It may have started raining but that doesn’t dampen the crowd’s enthusiasm, who cheer everytime the pre-show piped music stops despite the roadies still fiddling with their instruments. But eventually, the man himself John Butler comes onto stage to many screams and much clapping, accompanied by bassist and keyboardist Byron Luiters and perpetually grinning drummer Grant Gerathy. They warm up with a short piece, John on banjo almost duelling himself. But then it’s straight into the music with the insanely catchy ‘Better Than That’ showing off the wonky, bright sound of the banjo.

From there, it’s onto “Don’t Wanna See Your Face” on acoustic guitar and slapped bass. It’s here that John’s intricate fingerwork on the guitar really starts to show through, the crowd cheering at the slightest hint of a solo. This piece winds up with an instrumental flourish, with duels amongst the instruments pushing each other ever further in complexity and concentration. With those crowd favourites out of the way, we get a taste of the band’s more recent material with ‘Blame It On Me’. Featuring John switching to electric guitar (as has been the trend with his newer material), it features reggae hints such as echoing percussion and skanking guitar, with the middle actually a fairly experimental reverbed solo.

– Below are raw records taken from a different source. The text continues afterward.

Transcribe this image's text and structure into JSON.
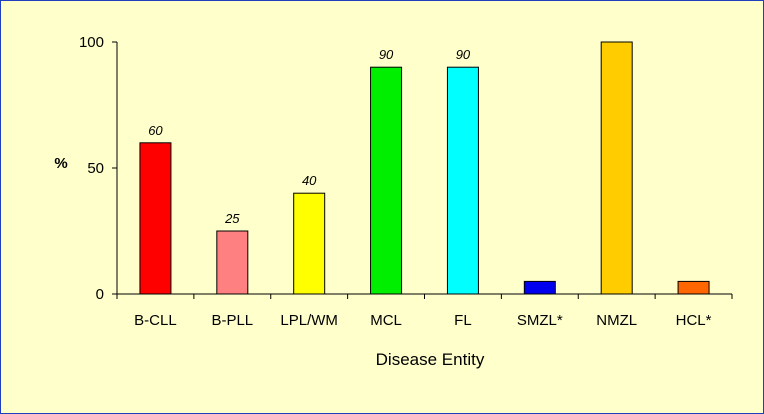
{
  "chart_data": {
    "type": "bar",
    "title": "",
    "xlabel": "Disease Entity",
    "ylabel": "%",
    "ylim": [
      0,
      100
    ],
    "yticks": [
      0,
      50,
      100
    ],
    "grid": false,
    "legend": "none",
    "categories": [
      "B-CLL",
      "B-PLL",
      "LPL/WM",
      "MCL",
      "FL",
      "SMZL*",
      "NMZL",
      "HCL*"
    ],
    "values": [
      60,
      25,
      40,
      90,
      90,
      5,
      100,
      5
    ],
    "data_labels": [
      "60",
      "25",
      "40",
      "90",
      "90",
      "",
      "",
      ""
    ],
    "colors": [
      "#ff0000",
      "#ff8080",
      "#ffff00",
      "#00ee00",
      "#00ffff",
      "#0000ee",
      "#ffcc00",
      "#ff6600"
    ],
    "background": "#ffffcc",
    "border_color": "#1f3fbf"
  }
}
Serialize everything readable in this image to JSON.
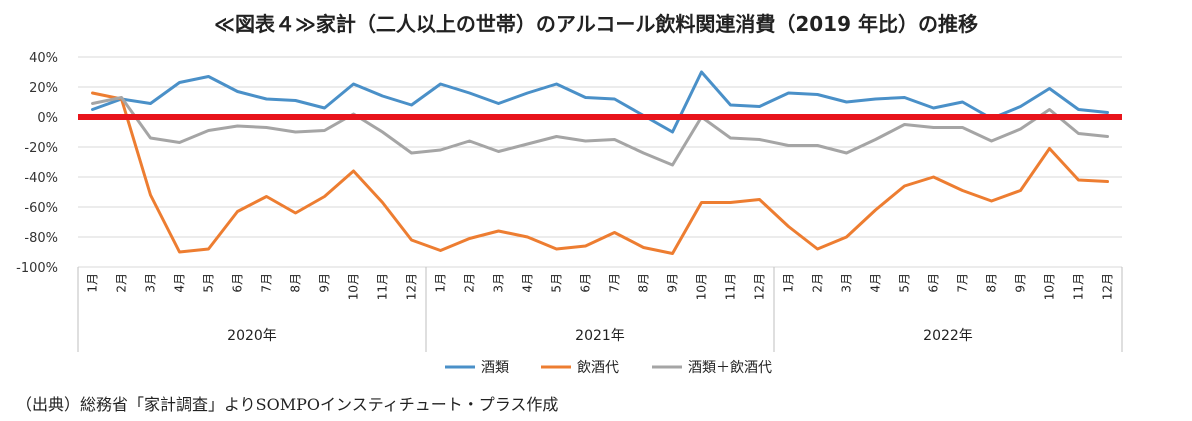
{
  "title": "≪図表４≫家計（二人以上の世帯）のアルコール飲料関連消費（2019 年比）の推移",
  "source": "（出典）総務省「家計調査」よりSOMPOインスティチュート・プラス作成",
  "chart_data": {
    "type": "line",
    "title": "≪図表４≫家計（二人以上の世帯）のアルコール飲料関連消費（2019 年比）の推移",
    "ylim": [
      -100,
      40
    ],
    "yticks": [
      "40%",
      "20%",
      "0%",
      "-20%",
      "-40%",
      "-60%",
      "-80%",
      "-100%"
    ],
    "ytick_values": [
      40,
      20,
      0,
      -20,
      -40,
      -60,
      -80,
      -100
    ],
    "grid": "horizontal",
    "reference_line": {
      "y": 0,
      "color": "#e8141b"
    },
    "categories": [
      "1月",
      "2月",
      "3月",
      "4月",
      "5月",
      "6月",
      "7月",
      "8月",
      "9月",
      "10月",
      "11月",
      "12月",
      "1月",
      "2月",
      "3月",
      "4月",
      "5月",
      "6月",
      "7月",
      "8月",
      "9月",
      "10月",
      "11月",
      "12月",
      "1月",
      "2月",
      "3月",
      "4月",
      "5月",
      "6月",
      "7月",
      "8月",
      "9月",
      "10月",
      "11月",
      "12月"
    ],
    "groups": [
      "2020年",
      "2021年",
      "2022年"
    ],
    "legend_position": "bottom",
    "series": [
      {
        "name": "酒類",
        "color": "#4a90c8",
        "values": [
          5,
          12,
          9,
          23,
          27,
          17,
          12,
          11,
          6,
          22,
          14,
          8,
          22,
          16,
          9,
          16,
          22,
          13,
          12,
          1,
          -10,
          30,
          8,
          7,
          16,
          15,
          10,
          12,
          13,
          6,
          10,
          -1,
          7,
          19,
          5,
          3
        ]
      },
      {
        "name": "飲酒代",
        "color": "#ed7d31",
        "values": [
          16,
          12,
          -52,
          -90,
          -88,
          -63,
          -53,
          -64,
          -53,
          -36,
          -57,
          -82,
          -89,
          -81,
          -76,
          -80,
          -88,
          -86,
          -77,
          -87,
          -91,
          -57,
          -57,
          -55,
          -73,
          -88,
          -80,
          -62,
          -46,
          -40,
          -49,
          -56,
          -49,
          -21,
          -42,
          -43
        ]
      },
      {
        "name": "酒類＋飲酒代",
        "color": "#a5a5a5",
        "values": [
          9,
          13,
          -14,
          -17,
          -9,
          -6,
          -7,
          -10,
          -9,
          2,
          -10,
          -24,
          -22,
          -16,
          -23,
          -18,
          -13,
          -16,
          -15,
          -24,
          -32,
          0,
          -14,
          -15,
          -19,
          -19,
          -24,
          -15,
          -5,
          -7,
          -7,
          -16,
          -8,
          5,
          -11,
          -13
        ]
      }
    ]
  }
}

The undisputed highlight of the set was the next song, the ten minute long ‘Ocean’. With his bandmates leaving the stage, it’s simply one man, one acoustic guitar, one bass drum pedal and a sea of sound. Using the guitar’s body as percussion, the song slowly develops until the melody and rhythm are almost indistinguishable as the blissful sound echoes and winds around the mountain stage. With each finger hitting a different string, John weaves an entrancing web of melody and rhythm. It ends with electronic elements coming in and with a calm withdrawal, leaving the audience cheering for a good minute afterwards.

‘Pickapart’ starts with incredible fast fingerwork, John’s long nails flying across the nylon strings of the acoustic. The drums start simple but get more freedom as they go along ending in a drum solo that really shows the amount of rhythm Gran can conjure from his simple kit. The crowd karaoke of ‘Zebra’ gets the crowd back to their excited state and then much to their disappointment, the set’s finish is announced. It’s seen out with a hippy rock song about living in a city, one that particularly strikes home up here in the mountains away from Japan’s normal lifestyle in crowded metropolises.